Since January, Kate has been trying to extract her pension money from Washington Mutual. This morning was the fourth time attempting to get the company Washington Mutual uses for its pension funds to simply send her the forms to request the pension disbursement to her Individual Retirement Account.
This morning came the most interesting excuse yet: because she was working for Great Western Bank, which was then acquired by WaMu, her pension request was being held.
Why? Apparently, someone sued Washington Mutual on behalf of Great Western over pension funds and Kate was entitled to some money from that lawsuit.
How much? No one knows; the company has to manually calculate the amount.
When will they know the amount? They can provide a status in two days. Not an answer, mind you. Just a status.
Can they disperse the money from the Washington Mutual part of the pension – the only part she cares about – and leave the Great Western portion until later? No.
Can she get the disbursement papers on-line so she can complete them? No. They must be mailed to the home (not certified or anything, just mailed…).
Can she at least get the disbursement request papers mailed so she can complete her portion of the work (including the spousal waiver to put the funds in her IRA that needs to be notarized)? No. The disbursement amount has to be included in the request and they have to manually determine the amount.
Let's bottom line this:
- Since January, 2008, this company has not sent disbursement papers requested through one on-line request and two phone calls to agents of the company, even though the agents said the paperwork would be to us within seven days.
- There has been no mention of this lawsuit in any interaction with the company until today, 9-months after the initial request.

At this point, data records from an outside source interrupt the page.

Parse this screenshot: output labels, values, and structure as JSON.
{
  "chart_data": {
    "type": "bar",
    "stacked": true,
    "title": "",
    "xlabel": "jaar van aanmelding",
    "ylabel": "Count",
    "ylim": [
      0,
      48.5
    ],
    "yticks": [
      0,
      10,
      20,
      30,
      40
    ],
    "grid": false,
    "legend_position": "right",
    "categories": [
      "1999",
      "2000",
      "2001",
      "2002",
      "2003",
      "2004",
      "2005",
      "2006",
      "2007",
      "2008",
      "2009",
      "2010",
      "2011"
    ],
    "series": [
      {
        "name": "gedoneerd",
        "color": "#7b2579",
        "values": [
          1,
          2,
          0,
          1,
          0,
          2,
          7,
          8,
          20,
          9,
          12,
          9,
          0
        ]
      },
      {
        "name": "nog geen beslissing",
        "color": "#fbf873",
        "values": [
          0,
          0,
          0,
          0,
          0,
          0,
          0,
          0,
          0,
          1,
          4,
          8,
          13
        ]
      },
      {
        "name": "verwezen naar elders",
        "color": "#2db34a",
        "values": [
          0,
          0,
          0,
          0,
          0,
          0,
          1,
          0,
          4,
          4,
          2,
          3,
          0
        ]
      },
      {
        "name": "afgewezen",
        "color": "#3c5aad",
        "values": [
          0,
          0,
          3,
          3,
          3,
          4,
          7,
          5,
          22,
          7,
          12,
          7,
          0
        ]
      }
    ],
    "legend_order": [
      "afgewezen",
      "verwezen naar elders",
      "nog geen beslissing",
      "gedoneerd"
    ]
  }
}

- The company is unable to calculate the disbursement and cannot even provide a time-frame where the disbursement amount will be known.
- And unless we continually harass them through phone calls, they will just continue to hold the money until??
And bankers and pundits wonder why money in a mattress is a good alternative to placing your hard earned cash in a financial institution.
This certainly doesn't improve my outlook on the company. When my completed disbursement request was sent in, including the notarized spousal waiver, they resent the forms weeks later saying they never got the spousal waiver. Another trip to the Notary Public and another delay of a month getting the money out.
Now, you can consider this a rant about Washington Mutual and you'd be correct. But there are implications for all Cubicle Warriors:
- When you are laid off, you have created a project that must be completed. That project is difficult because you still have to deal with all the emotions that come along with being laid off, no matter how prepared you are for the event.
- Persistence is required because most people do not know the rules of the road when it comes to getting your money from these companies. You don't know the questions to ask and you don't know the process these companies follow. That's frustrating.
- It is important to have an inventory of what you need to take with you before you leave the company. You won't remember what all of those things are without a checklist.
Learn from this experience before you experience it yourself. What experiences have you had where you needed persistence to conquer these hurdles?